Agora a bola da vez é a Liga. Sempre idealizada, sempre recorrente, a panaceia inalcançável... No curso da pandemia, ao lado da aprovação da SAF e da Lei do Mandante (além do decreto que incluiu as apostas de quota fixa no PPI, que quase ninguém trata), sua formação voltou com força ao centro do debate como sendo a solução definitiva. Em verdade, para resultar exitosa a modelação do pretendido mercado futebolístico brasileiro, estes aspectos e/ou oportunidades haveriam de ser desenvolvidos todos em conjunto, com aplicação concomitante.
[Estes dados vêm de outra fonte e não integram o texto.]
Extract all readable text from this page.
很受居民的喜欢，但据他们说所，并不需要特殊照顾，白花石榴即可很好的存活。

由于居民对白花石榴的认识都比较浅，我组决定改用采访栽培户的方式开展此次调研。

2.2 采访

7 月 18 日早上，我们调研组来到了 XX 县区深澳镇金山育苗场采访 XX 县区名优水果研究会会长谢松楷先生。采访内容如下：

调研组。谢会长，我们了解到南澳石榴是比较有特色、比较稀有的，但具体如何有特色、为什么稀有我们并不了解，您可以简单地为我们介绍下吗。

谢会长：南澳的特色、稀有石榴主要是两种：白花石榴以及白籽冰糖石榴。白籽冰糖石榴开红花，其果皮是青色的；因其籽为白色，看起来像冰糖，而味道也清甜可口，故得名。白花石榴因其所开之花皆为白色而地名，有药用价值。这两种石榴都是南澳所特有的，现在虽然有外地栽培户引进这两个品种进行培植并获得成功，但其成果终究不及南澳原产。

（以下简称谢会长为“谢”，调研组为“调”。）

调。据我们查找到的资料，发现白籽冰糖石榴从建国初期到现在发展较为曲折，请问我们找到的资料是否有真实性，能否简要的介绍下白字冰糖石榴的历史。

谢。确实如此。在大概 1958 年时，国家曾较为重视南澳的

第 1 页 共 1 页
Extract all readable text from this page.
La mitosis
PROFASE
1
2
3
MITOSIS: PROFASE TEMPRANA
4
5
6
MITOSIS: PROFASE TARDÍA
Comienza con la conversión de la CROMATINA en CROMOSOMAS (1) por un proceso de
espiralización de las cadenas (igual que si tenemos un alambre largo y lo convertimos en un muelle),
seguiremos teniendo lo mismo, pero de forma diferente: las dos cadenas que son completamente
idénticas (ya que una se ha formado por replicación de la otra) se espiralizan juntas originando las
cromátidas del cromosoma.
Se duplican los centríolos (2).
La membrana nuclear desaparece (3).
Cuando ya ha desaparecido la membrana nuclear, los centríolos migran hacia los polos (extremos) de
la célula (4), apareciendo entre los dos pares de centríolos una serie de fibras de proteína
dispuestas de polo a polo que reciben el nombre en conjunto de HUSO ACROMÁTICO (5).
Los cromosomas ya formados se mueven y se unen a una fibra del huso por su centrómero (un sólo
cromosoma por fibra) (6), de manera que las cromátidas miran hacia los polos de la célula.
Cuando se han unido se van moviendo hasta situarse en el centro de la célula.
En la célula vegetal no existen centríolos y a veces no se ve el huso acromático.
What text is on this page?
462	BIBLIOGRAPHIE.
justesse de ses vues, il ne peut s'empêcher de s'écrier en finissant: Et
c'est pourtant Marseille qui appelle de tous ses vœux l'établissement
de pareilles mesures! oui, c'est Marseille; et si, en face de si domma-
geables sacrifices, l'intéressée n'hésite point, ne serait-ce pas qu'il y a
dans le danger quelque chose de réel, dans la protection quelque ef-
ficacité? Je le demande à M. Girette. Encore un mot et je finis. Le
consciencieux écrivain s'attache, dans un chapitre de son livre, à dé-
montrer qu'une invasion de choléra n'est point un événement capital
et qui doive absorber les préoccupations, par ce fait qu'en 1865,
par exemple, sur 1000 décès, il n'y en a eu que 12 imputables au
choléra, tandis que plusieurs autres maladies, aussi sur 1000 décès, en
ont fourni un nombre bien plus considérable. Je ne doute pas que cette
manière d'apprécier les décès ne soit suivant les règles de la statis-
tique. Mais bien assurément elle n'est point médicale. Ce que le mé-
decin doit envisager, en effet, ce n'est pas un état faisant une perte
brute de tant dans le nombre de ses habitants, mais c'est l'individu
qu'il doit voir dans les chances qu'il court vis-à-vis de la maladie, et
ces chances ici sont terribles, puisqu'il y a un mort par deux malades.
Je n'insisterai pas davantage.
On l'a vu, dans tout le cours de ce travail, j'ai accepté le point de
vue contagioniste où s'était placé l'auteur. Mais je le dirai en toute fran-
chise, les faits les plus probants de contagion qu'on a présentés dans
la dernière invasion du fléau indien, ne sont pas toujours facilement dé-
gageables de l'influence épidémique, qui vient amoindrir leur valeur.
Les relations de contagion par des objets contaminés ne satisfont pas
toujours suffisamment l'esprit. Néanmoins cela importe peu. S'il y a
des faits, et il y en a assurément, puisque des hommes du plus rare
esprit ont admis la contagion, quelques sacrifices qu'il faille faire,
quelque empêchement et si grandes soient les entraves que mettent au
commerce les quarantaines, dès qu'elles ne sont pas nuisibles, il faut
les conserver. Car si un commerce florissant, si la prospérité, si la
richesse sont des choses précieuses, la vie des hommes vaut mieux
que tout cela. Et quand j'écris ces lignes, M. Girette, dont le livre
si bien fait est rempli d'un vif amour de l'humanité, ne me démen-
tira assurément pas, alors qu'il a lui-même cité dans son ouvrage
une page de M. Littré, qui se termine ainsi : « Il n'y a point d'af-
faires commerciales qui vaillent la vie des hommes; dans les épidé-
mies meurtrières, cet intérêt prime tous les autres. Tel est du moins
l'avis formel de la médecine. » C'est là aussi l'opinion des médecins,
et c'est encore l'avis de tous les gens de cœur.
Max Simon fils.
O primeiro movimento foi forjado "à fórceps" na última semana com a criação da LIBRA, que não contou de saída com a adesão total dos clubes das Séries A e B, algo que não é alvissareiro muito embora se reconheça o fato que teria que começar de alguma forma... Falta, lamentável e notadamente, coesão, capacidade de tentar “enxergar a montanha por detrás da floresta”. Ao que consta, porém, haverá uma nova rodada de tratativas, desta feita com a participação de um número maior de associações esportivas na sede da CBF para tentativas de alinhamento.

Somos todos iguais, braços dados ou não: a regra de ouro inicial da combinação haveria de ser a sujeição de todos a revisões periódicas: "olha, o que for combinado nessa mesa será revisto x, y, z anos". Ponto. E outra, não há como validar na Barra sem que se tenha força, e não se tem força se não estiverem todos no barco. E sem a CBF, não se tem nada, não existe.  Simples assim.

Evidente o abismo existente e a dificuldade de se encontrar meios e critérios para que se atinja o que é certo, justo, no fim das contas razoável a todos os clubes. Claro que com a garantia de revisão breve, a partir de conceitos pré-definidos, possa-se render atratividade e a certeza de participação em um bom negócio... além da coesão, é necessário que se tenha desprendimento e também muita tenacidade. Disponibilidade para o assunto, através de tempo e de argumento. Altruísmo para compreender como podem ser melhor renúncias pela divisão de um bolo maior.  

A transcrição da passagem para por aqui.